I'm not sure where you're getting the 97% figure, but my sites don't show IE quite that high. Sure IE has a majority share, but when you're designing professional sites it's often wise to look at the accessibility of everyone accessing your site. As I mentioned above...it's not always people on a PC accessing your site. It's not always people using a browser. It could be a robot or spider, which are notorious for their inabilities to handle all sorts of things. To the best of my knowledge the Chinese government still recommends GB2312 and that has been the safest charset recommendation for quite some time now.

Don't get me wrong. I like UTF-8. I have Chinese websites that use UTF-8. However, if you're going to use that charset then be aware that there are issues.

Rendezvous

3:08 pm on Aug 7, 2006 (gmt 0)

10+ Year Member



Hi Bill, yes, I misread your statement. However, in the case of MSSQL databases, it's as simple as creating a N column (such as Nvarchar) and prefixing any statements with N (such as INSERT N'my text'). If a webmaster has difficulty with that, such as working with a off-the-shelf CMS not designed for UTF8, then yeah, find a different solution, be it GB or whatever.

The Chinese govt may recommend GB, but that's a political, nationalistic stance, as is often the case in China. It certainly does not make it a fact that GB (in any of it's various flavours) is a better system.

I can show you screenshots of my top China and Taiwan sites in Google Analytics, it's shocking but I see 94% and 96.4% IE users respectively. As much as I hate IE, and despite the fact that my sites work equally fine in Firefox and Opera and IE, users in China and Taiwan are just not into switching browsers. The other 3~4% are ancient browsers, and I could care less about supporting them. I should mention that these are general news and matchmaking sites which attract quite a varied audience. I also have a tech related chinese site, and Firefox and Opera usage is appx 20%! BTW, since GA does not record hits from robots and crawlers, I am also using Sawmill to read the logs directly, and I'm seeing as much as 30~40% of my total traffic is coming from robots and crawlers. China seems to be infested with zombie spiders, many of them looking for qq.txt :)

I've only been interested in Baidu in the past couple months since they started referring heaps more users than Google, so I don't have a long experience with them. However, they seem to have no problem crawling and caching my UTF-8 sites, even though Baidu outputs in GB. In fact, I see BIG5 Taiwan sites are also listed and converted correctly. Further, the search and results functions seems to be working fine, so I don't seem to be experiencing ANY issues with Baidu. I'm curious what issues you or others are having.

I AM seeing one issue with Slurp crawler, which appears to be getting links to my site from Baidu and then passing the GB query strings directly to my site without converting to UTF8 first. I had to add a GB->UTF8 routine just to make Slurp happy.

But I guess all this is what makes building sites and SEO in Asia much more interesting than elsewhere!

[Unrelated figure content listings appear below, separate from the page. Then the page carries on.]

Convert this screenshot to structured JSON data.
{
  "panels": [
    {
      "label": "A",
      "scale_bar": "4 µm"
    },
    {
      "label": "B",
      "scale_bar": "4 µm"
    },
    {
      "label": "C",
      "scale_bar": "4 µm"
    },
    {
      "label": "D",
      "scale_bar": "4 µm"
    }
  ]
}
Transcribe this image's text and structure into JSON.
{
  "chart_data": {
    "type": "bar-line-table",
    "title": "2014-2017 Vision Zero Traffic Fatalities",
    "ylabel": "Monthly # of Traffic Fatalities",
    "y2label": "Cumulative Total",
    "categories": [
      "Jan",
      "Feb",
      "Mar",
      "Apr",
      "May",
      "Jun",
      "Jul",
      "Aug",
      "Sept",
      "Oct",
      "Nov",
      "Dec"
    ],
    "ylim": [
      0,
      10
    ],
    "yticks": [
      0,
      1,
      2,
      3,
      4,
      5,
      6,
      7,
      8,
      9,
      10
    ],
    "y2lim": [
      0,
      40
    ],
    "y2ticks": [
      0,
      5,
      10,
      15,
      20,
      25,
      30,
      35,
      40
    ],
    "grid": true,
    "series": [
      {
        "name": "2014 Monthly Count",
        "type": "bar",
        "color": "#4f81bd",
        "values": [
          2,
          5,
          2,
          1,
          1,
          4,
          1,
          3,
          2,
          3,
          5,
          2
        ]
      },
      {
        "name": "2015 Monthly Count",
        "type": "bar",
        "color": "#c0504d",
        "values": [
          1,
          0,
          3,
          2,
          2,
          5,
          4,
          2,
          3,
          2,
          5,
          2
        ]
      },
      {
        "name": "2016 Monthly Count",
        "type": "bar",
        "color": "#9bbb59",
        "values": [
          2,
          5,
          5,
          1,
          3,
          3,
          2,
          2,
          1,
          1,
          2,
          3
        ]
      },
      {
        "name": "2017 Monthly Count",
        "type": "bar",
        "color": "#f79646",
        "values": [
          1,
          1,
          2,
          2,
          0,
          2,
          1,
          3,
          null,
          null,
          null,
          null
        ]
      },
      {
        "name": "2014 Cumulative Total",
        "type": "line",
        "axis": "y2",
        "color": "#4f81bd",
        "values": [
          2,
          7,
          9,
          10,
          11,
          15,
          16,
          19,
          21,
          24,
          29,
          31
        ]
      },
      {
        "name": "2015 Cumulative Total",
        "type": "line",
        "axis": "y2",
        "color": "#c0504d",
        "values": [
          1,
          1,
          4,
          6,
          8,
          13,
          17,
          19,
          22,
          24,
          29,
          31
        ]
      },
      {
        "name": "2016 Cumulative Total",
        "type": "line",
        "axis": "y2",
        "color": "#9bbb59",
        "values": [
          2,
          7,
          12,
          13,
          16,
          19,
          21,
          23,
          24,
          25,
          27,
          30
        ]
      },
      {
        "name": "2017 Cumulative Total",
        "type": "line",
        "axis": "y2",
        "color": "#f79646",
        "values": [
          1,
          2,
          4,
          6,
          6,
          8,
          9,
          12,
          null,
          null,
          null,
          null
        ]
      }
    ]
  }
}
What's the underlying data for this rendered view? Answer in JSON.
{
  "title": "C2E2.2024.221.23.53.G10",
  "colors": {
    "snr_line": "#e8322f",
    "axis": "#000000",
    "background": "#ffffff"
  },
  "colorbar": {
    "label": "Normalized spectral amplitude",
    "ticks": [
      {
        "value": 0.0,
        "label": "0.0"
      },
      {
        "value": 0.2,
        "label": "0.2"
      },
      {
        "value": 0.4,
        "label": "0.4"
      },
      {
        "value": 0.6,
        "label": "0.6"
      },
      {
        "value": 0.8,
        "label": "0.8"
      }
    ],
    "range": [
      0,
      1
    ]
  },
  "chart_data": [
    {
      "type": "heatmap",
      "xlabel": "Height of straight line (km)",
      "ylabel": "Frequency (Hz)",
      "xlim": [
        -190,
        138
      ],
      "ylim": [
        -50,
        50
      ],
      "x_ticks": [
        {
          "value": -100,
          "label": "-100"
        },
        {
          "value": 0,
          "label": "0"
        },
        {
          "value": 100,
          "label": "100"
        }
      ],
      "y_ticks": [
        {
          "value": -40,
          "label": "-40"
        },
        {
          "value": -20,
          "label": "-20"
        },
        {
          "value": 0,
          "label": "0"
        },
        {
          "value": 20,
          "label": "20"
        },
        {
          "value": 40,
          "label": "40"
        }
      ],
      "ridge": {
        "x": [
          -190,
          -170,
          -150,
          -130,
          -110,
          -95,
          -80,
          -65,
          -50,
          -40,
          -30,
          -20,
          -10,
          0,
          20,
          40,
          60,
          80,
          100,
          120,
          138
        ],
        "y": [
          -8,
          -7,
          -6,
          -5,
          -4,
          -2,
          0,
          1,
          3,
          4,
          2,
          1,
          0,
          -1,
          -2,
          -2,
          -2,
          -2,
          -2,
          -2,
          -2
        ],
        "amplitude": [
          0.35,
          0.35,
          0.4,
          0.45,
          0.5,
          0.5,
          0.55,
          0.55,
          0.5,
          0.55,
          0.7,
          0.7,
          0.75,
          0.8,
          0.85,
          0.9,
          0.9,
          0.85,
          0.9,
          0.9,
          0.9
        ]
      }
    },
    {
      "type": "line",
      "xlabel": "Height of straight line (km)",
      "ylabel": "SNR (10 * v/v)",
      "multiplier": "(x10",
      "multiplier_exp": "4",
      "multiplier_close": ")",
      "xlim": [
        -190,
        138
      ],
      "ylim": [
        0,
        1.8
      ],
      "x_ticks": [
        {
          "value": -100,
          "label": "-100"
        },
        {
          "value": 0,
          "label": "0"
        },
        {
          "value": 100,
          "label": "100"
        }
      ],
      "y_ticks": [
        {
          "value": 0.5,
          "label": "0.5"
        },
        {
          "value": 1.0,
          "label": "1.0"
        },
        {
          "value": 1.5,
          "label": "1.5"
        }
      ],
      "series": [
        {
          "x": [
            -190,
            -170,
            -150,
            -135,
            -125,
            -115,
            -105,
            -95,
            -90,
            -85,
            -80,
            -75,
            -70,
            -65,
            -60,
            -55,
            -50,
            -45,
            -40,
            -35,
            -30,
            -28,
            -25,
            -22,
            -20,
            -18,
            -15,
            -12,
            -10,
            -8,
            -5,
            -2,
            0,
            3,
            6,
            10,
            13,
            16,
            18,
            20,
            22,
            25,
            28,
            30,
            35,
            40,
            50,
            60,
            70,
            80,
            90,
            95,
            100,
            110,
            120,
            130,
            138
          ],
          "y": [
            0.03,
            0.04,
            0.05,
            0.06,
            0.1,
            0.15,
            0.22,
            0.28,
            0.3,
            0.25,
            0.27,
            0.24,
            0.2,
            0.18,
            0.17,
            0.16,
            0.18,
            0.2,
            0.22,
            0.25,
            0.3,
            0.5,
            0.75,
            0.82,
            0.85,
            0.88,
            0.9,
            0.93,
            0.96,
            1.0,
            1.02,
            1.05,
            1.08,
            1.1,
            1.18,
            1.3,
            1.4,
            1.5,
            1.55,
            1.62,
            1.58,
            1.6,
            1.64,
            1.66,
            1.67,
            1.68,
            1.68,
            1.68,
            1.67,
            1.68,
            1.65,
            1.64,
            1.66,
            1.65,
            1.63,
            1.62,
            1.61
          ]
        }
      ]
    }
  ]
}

[edited by: Rendezvous at 3:09 pm (utc) on Aug. 7, 2006]

echolu

9:16 am on Aug 23, 2006 (gmt 0)

10+ Year Member



i am chinese, we all use gb2312 in china, i think it will be better. and most of chinese like search with baidu and google, i think you know how to seo your website in google, it is the same ways with google.com, but to baidu, it is different way, two points you will pay attention: 1. don't put keyword list in your title, baidu like it if you put your company's name and your service (include one time keyword).
2. don't put keyword at the top of your pages.

if so baidu will put your site into spamming, never have a good position!

above is my opinion. hope can help you!